I mulled this over in my new house by the freeway—my new house! I loved saying these words, sometimes aloud, thinking about how most houses contain more stories than their present-day owners can really fathom; my work, and the way it worked, had bought me two houses for the price of one. It was a deeper level of engagement than my previous stakeouts, than the simple trespassing of my greener days, I considered; gazing all the while deeply—ridiculously—into its beige walls: trying to imagine them as they’d once been, and coming up empty-handed every time.



* * *



I WISH I COULD SAY I got my box full of primary texts from a retired cop who requested that his name be withheld until five years after his death. I wish I could claim they came bundled like an enormous manuscript, tidily tucked into a box, and that atop the sheaf there’d been a typewritten note in which the anonymous officer who’d had access to this material all along details his anguish over having withheld it from people who, he knew, had need of it—even if, as he says in an aside, he can’t imagine what actual use any of it might be. I wish I could tell you that I then drew up a comprehensive study of the department as it had been during the investigation, eliminating all serving officers still living, so that I might, from among the already narrow possibilities on the list of the dead, draw forth a name or two who might be likely suspects for putting such invaluable sources into my hands. Failing all that, I’d like to say I used social engineering to get into the evidence room at the precinct: bluffing my way past security, lying outright to the clerk, and finally luxuriating in the archives, avoiding curious glances as I pocketed several bagged and numbered exhibits, one-of-a-kind artifacts which I then spirited out of the police station inside the false lining of an overcoat. See me, waiting until I get home to examine my contraband, triumphant but unsurprised: I get away with stuff like this all the time. It’s who I am and how I work, in this version of me.
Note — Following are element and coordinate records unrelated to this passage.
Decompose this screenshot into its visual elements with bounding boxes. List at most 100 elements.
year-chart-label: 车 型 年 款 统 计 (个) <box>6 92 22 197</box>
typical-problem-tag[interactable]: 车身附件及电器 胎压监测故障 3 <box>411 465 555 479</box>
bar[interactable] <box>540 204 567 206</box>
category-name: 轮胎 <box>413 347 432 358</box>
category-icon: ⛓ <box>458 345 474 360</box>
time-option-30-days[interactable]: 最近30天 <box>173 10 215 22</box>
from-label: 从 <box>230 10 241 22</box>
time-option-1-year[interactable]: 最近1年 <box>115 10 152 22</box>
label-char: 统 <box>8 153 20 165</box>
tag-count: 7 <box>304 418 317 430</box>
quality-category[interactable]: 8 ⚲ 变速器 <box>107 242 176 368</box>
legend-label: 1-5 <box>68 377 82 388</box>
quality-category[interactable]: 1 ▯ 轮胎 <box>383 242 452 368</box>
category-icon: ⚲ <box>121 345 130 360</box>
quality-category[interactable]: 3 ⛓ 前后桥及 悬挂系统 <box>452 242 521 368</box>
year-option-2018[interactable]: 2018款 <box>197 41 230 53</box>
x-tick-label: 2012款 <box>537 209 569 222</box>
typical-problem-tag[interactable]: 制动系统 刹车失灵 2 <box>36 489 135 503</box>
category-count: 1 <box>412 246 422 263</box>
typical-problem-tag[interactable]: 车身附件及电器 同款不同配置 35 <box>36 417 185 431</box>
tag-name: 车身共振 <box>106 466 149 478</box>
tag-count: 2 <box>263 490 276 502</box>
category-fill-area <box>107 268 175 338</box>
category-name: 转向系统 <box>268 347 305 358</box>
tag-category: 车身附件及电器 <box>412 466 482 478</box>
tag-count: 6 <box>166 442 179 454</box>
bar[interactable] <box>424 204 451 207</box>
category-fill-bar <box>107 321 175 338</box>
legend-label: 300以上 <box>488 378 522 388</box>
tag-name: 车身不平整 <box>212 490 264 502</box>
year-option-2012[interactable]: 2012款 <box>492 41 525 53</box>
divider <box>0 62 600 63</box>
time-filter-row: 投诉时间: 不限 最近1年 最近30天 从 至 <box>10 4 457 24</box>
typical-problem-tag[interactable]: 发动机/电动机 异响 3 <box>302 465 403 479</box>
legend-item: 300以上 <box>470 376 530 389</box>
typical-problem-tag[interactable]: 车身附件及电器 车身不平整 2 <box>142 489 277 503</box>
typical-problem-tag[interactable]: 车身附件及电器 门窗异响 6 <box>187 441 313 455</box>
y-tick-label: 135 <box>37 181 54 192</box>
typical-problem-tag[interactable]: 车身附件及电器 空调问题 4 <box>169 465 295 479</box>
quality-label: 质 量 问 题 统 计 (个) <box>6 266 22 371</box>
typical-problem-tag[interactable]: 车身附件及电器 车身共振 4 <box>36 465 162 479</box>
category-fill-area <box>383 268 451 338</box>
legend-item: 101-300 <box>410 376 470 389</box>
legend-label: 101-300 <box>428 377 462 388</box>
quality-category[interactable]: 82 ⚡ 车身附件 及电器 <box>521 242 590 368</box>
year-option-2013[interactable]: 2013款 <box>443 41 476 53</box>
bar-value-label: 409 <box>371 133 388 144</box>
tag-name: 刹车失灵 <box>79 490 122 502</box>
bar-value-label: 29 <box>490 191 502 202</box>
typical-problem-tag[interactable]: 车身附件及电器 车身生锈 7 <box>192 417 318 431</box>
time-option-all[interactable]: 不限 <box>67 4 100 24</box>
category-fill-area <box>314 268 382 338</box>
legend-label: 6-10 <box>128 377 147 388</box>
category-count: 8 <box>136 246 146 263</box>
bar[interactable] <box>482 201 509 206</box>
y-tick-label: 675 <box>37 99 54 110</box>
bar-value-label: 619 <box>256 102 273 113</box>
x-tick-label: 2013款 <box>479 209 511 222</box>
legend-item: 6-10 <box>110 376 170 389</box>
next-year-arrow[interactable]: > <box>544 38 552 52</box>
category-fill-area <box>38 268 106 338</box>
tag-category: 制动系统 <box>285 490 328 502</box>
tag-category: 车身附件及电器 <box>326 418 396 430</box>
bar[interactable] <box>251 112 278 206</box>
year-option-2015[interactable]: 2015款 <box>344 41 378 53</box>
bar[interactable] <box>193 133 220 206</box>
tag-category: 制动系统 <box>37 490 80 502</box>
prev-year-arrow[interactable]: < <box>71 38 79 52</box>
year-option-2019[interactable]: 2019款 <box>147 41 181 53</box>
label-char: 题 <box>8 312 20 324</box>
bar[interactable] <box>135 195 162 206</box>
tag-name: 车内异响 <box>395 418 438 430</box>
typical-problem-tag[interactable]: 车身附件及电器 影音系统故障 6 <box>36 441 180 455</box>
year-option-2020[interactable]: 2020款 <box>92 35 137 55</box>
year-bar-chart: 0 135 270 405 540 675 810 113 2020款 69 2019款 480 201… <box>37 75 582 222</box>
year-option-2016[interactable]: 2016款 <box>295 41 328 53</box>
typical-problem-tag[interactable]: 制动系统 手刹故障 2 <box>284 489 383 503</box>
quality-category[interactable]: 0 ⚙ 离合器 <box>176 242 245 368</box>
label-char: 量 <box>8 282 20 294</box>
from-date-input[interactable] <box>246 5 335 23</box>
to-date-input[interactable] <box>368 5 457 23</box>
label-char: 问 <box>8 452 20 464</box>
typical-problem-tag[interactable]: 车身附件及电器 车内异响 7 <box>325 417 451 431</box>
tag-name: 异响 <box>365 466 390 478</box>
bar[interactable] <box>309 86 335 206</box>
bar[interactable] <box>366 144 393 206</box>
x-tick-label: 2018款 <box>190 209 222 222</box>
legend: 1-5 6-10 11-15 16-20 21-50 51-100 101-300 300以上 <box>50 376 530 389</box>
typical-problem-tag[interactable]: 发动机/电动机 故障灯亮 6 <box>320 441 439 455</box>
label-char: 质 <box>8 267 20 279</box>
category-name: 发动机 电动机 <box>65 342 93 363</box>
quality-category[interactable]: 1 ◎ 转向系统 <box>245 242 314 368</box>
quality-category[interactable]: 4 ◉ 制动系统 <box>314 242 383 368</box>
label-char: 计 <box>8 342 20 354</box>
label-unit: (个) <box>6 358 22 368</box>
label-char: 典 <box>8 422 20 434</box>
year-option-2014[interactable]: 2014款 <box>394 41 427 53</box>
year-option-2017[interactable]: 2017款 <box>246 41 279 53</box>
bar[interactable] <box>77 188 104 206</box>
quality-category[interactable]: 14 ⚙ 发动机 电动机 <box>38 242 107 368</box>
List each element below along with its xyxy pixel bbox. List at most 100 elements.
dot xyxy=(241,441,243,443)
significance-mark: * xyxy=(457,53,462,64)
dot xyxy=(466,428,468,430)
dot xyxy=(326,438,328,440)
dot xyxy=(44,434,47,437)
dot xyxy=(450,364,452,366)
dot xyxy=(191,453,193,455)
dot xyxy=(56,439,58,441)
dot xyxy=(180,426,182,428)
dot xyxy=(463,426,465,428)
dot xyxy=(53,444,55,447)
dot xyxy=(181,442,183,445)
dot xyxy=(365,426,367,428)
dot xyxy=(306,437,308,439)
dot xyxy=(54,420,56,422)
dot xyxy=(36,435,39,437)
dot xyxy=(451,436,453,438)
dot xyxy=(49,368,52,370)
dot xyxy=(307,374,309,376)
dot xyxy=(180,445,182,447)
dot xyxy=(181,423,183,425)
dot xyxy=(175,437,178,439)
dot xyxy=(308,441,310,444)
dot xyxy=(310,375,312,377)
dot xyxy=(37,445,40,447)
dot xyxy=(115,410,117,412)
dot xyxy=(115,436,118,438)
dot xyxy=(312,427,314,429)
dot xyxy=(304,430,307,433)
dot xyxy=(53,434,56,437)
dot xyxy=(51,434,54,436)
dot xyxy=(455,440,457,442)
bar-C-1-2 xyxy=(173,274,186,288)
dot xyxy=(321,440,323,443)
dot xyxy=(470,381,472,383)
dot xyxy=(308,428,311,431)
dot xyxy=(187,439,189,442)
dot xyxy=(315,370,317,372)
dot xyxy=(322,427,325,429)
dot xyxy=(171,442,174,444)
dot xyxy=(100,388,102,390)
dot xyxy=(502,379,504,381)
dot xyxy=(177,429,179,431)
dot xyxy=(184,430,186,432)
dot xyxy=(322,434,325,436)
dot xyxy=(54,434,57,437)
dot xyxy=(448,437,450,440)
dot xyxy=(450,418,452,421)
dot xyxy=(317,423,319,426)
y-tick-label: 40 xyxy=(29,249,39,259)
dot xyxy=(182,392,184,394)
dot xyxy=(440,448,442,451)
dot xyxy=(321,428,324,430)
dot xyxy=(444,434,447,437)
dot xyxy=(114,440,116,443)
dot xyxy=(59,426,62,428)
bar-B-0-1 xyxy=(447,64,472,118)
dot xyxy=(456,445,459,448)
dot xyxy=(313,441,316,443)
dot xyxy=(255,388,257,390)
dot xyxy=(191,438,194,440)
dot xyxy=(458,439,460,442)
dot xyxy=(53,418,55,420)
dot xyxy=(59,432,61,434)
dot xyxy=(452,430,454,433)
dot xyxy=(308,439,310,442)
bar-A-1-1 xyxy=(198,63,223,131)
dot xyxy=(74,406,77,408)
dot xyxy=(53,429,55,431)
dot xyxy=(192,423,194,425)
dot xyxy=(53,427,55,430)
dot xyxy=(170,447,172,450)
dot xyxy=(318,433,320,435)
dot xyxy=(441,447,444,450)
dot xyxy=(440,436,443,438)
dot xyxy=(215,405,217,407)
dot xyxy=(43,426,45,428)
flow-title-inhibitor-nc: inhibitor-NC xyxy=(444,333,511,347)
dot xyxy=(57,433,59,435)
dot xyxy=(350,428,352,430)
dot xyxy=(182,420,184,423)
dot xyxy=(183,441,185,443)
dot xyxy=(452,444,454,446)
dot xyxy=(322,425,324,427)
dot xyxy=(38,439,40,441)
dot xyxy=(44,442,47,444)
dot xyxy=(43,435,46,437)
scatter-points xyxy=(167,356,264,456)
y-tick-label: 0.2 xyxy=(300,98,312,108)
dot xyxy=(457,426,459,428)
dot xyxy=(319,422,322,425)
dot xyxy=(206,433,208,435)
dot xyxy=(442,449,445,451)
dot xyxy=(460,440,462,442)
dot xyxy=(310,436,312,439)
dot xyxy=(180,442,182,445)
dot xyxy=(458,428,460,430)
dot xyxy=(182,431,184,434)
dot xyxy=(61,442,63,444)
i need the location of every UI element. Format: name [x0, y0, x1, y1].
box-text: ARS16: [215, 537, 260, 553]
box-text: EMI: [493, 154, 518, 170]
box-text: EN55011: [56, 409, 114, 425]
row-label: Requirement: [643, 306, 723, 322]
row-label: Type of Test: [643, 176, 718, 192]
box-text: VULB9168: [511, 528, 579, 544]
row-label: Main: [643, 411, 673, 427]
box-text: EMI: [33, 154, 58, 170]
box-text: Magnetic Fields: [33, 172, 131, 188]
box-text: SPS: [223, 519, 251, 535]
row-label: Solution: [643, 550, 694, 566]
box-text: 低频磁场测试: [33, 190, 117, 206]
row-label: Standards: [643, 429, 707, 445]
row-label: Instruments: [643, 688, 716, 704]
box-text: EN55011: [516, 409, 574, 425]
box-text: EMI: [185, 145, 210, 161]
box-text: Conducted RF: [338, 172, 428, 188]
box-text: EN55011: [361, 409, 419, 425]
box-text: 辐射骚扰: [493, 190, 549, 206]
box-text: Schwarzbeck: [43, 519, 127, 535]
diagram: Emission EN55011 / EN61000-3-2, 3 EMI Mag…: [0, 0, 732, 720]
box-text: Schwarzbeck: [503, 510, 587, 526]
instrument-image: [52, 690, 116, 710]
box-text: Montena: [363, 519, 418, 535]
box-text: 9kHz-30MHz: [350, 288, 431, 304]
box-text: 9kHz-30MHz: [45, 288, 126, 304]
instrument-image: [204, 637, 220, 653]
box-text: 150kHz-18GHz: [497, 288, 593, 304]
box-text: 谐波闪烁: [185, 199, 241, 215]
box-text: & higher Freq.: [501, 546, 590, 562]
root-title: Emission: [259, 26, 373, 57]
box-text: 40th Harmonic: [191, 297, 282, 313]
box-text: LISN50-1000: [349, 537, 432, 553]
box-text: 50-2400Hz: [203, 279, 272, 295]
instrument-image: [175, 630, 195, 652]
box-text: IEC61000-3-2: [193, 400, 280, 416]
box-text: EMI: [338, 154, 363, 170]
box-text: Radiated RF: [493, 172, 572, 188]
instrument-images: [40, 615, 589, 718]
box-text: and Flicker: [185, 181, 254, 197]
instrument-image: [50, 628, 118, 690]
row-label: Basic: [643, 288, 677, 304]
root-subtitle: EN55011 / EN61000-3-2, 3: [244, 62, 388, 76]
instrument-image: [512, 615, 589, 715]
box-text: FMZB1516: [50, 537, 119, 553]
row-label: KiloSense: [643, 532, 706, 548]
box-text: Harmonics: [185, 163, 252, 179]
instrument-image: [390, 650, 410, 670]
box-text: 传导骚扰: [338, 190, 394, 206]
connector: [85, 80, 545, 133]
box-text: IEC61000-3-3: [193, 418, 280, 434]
But that version only exists in movies. I don’t even own an overcoat. I made my first local inroads into the story of Devil House by doing what anybody else does these days: I went on eBay.

Buying source material from strangers on the Internet always makes me a little queasy. The hospital charts that arrived one day from Redding while I was working on Spent Light: nobody’s even supposed to see medical records without a court order. They’re confidential. But nothing’s truly private anymore. There are people out there who will sell you anything.